There is regional variation in the use of laparoscopic cholecystectomy (LC) for acute cholecystitis in the New England (Maine, New Hampshire, Vermont, Massachusetts, Rhode Island, and Connecticut) Medicare population.
Population-based, cross-sectional study.
Hospital service areas (HSAs), small geographic areas reflecting local hospital markets, in New England.
We identified from the claims database 21 570 Medicare patients undergoing cholecystectomy between 1995 and 1997. Patients with acute calculous cholecystitis but no bile duct stones (n=6156) were then identified using International Classification of Diseases, Ninth Revision diagnostic codes. To reduce variation by chance, we excluded patients residing in HSAs with fewer than 26 cases, leaving 5014 patients in 77 HSAs.
Main Outcome Measures
For each HSA, we assessed the rate of cholecystectomies performed laparoscopically, mortality, and hospital length of stay.

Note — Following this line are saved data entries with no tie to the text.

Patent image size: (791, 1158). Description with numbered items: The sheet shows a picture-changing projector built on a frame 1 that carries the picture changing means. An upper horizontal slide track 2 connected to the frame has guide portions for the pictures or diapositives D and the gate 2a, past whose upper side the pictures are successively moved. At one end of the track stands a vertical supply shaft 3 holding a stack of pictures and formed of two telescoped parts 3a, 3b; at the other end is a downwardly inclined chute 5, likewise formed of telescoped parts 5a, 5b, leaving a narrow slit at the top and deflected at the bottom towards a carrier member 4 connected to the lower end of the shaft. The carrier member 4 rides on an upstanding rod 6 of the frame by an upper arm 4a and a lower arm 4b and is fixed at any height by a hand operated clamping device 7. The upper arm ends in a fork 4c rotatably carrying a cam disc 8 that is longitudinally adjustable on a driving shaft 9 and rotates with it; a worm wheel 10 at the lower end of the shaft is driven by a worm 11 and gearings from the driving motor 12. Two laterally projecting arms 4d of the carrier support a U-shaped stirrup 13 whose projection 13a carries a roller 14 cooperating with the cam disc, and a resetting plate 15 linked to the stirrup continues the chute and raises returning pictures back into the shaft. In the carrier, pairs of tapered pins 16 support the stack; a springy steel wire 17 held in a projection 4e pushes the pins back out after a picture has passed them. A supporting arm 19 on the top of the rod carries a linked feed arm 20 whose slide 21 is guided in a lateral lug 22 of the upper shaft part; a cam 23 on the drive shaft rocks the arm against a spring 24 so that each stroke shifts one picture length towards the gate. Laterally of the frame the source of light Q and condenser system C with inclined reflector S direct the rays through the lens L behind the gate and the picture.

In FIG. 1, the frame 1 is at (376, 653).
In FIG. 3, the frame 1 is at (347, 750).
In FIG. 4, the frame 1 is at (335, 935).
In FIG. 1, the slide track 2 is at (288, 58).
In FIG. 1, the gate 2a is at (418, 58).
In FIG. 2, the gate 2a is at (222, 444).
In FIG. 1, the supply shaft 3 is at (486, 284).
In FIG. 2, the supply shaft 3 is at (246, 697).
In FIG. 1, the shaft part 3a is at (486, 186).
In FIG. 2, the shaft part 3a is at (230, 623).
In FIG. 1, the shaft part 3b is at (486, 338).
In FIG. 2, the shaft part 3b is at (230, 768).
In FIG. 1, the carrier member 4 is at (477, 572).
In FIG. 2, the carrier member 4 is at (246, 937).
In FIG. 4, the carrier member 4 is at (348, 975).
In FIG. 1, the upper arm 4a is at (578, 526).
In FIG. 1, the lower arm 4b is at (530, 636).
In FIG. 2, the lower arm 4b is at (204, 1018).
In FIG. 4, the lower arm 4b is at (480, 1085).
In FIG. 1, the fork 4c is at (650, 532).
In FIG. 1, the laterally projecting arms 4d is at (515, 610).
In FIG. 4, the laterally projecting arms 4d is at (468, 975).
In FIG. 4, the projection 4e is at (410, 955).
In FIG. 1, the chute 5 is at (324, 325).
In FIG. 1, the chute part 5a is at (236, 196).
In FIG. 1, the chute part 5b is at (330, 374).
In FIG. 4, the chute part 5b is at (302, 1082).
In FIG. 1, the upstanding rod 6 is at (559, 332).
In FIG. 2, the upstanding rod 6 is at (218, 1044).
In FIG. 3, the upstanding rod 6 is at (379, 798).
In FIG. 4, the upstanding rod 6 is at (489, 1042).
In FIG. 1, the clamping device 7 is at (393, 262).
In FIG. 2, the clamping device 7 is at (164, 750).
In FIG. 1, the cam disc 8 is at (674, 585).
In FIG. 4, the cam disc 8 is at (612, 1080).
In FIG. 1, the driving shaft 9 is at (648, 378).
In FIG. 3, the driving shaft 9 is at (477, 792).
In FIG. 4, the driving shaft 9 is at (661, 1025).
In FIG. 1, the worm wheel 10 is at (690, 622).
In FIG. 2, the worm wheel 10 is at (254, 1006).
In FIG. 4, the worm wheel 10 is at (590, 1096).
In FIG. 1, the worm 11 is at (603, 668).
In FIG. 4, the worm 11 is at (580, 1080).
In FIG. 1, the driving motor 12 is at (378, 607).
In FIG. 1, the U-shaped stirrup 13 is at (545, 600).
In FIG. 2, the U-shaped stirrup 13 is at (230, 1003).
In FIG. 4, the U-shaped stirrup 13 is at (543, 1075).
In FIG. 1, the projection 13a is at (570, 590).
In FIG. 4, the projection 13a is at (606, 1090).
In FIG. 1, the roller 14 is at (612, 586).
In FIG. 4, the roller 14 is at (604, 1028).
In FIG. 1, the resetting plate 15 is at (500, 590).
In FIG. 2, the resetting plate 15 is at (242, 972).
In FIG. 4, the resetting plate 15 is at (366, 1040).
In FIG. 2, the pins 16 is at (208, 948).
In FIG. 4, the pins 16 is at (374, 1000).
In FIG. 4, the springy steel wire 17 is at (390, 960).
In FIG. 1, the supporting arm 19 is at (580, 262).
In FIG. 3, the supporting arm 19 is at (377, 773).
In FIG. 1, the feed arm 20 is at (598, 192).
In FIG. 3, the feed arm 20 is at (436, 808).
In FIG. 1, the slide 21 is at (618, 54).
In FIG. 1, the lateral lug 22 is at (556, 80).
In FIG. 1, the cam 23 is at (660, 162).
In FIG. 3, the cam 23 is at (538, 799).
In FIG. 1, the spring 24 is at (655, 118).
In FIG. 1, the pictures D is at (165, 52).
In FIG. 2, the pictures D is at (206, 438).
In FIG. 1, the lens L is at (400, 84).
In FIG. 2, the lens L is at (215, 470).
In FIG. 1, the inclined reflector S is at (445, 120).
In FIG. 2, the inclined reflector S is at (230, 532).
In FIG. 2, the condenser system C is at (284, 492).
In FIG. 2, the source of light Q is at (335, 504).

Overall, 53.5% of patients with acute cholecystitis underwent LC. There was wide regional variation in the rate of patients undergoing laparoscopic surgery, from 30.3% in the Salem, Mass, HSA to 75.5% in the Hyannis, Mass, HSA. Seventeen HSAs had rates below 40%, while 9 had rates above 70%. The average length of stay (7.6 days) was approximately 1 day shorter in HSAs with high rates of patients undergoing LC than in other HSAs. There was no correlation between regional use of laparoscopic surgery and 30-day mortality (3.1% overall).
The likelihood of elderly patients with acute cholecystitis receiving LC depends strongly on where they live. Efforts to reduce regional variation should focus on disseminating techniques for safe LC in this high-risk population.